L’appelant a suivi les conseils des médecins

[34] Pour recevoir une pension d’invalidité, une personne doit suivre les conseils des médecinsNote de bas de page 17 ou fournir une explication raisonnable pour ne pas l’avoir fait. Je dois aussi examiner les effets potentiels de ces conseils sur l’invalidité de la personneNote de bas de page 18.

[35] L’appelant a suivi les conseils des médecinsNote de bas de page 19. Il a entrepris une thérapie cognitivo-comportementale et a suivi les recommandations de son médecin traitant et de son psychologue.

[36] Je dois maintenant décider si l’appelant est régulièrement capable d’effectuer d’autres types de travail. Pour être graves, ses limitations fonctionnelles doivent l’empêcher de gagner sa vie en effectuant n’importe quel type d’emploi, et pas seulement son travail habituelNote de bas de page 20.

L’appelant peut travailler dans un contexte réaliste

[37] Au moment de décider si l’appelant est capable de travailler, je ne dois pas seulement prendre en considération ses problèmes de santé et leur effet fonctionnel. Je dois aussi tenir compte des éléments suivants :

  • son âge;
  • son niveau d’instruction;
  • ses aptitudes linguistiques;
  • ses antécédents de travail et son expérience de vie.

[38] Ces éléments m’aident à décider si l’appelant est capable de travailler dans un contexte réaliste. Autrement dit, ils me permettent de voir s’il est réaliste de dire qu’il peut travaillerNote de bas de page 21.

[39] Je juge que l’appelant peut travailler dans un contexte réaliste.

[40] L’appelant est jeune. Il a 39 ans. Il est titulaire d’un diplôme universitaire et a travaillé comme représentant au soutien réseau pour X. Ses études, son expérience professionnelle et son âge relativement jeune font de lui un candidat sérieux pour un autre emploi.

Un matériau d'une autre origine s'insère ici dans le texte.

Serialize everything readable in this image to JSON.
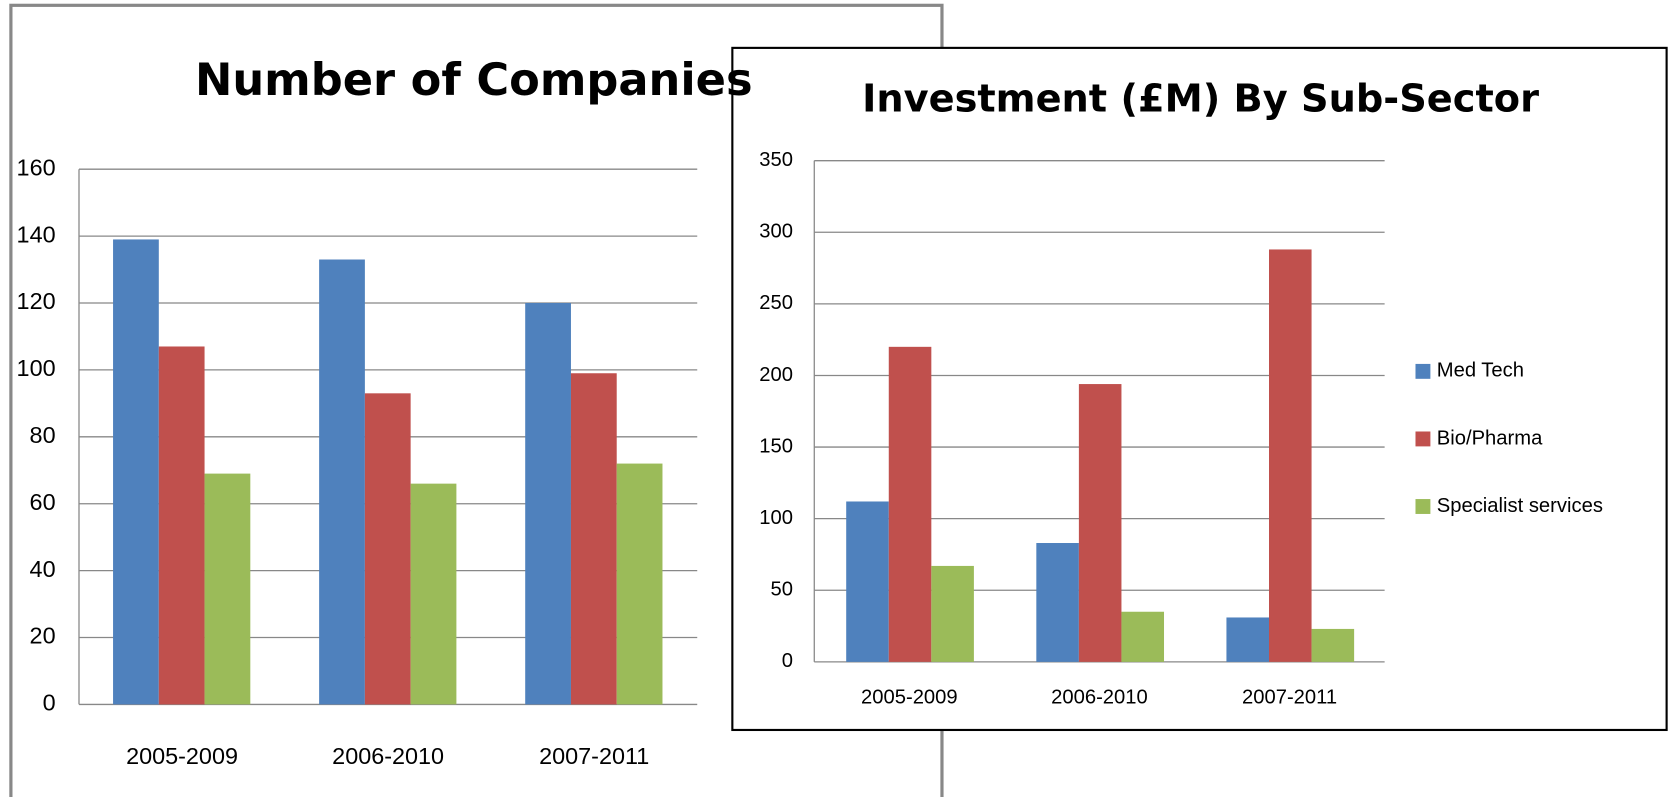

[41] Le problème dans cette affaire est que l’appelant n’a pas assisté à l’audience et que je ne dispose donc d’aucun élément de preuve des efforts qu’il a déployés pour obtenir un emploi convenable compte tenu de ses limitations fonctionnelles et de ses restrictions.

[42] Le 17 septembre 2020, le Dr Palfy a noté qu’il avait vu l’appelant quatorze fois depuis octobre 2019 et qu’il avait résisté à la restructuration cognitive. Le Dr Palfy a écrit que l’appelant avait fait des progrès considérables dans son rétablissement de sa maladie mentale. Le Dr Palfy a jugé qu’il avait toujours une déficience, mais qu’il pourrait être en mesure de travailler à domicileNote de bas de page 22.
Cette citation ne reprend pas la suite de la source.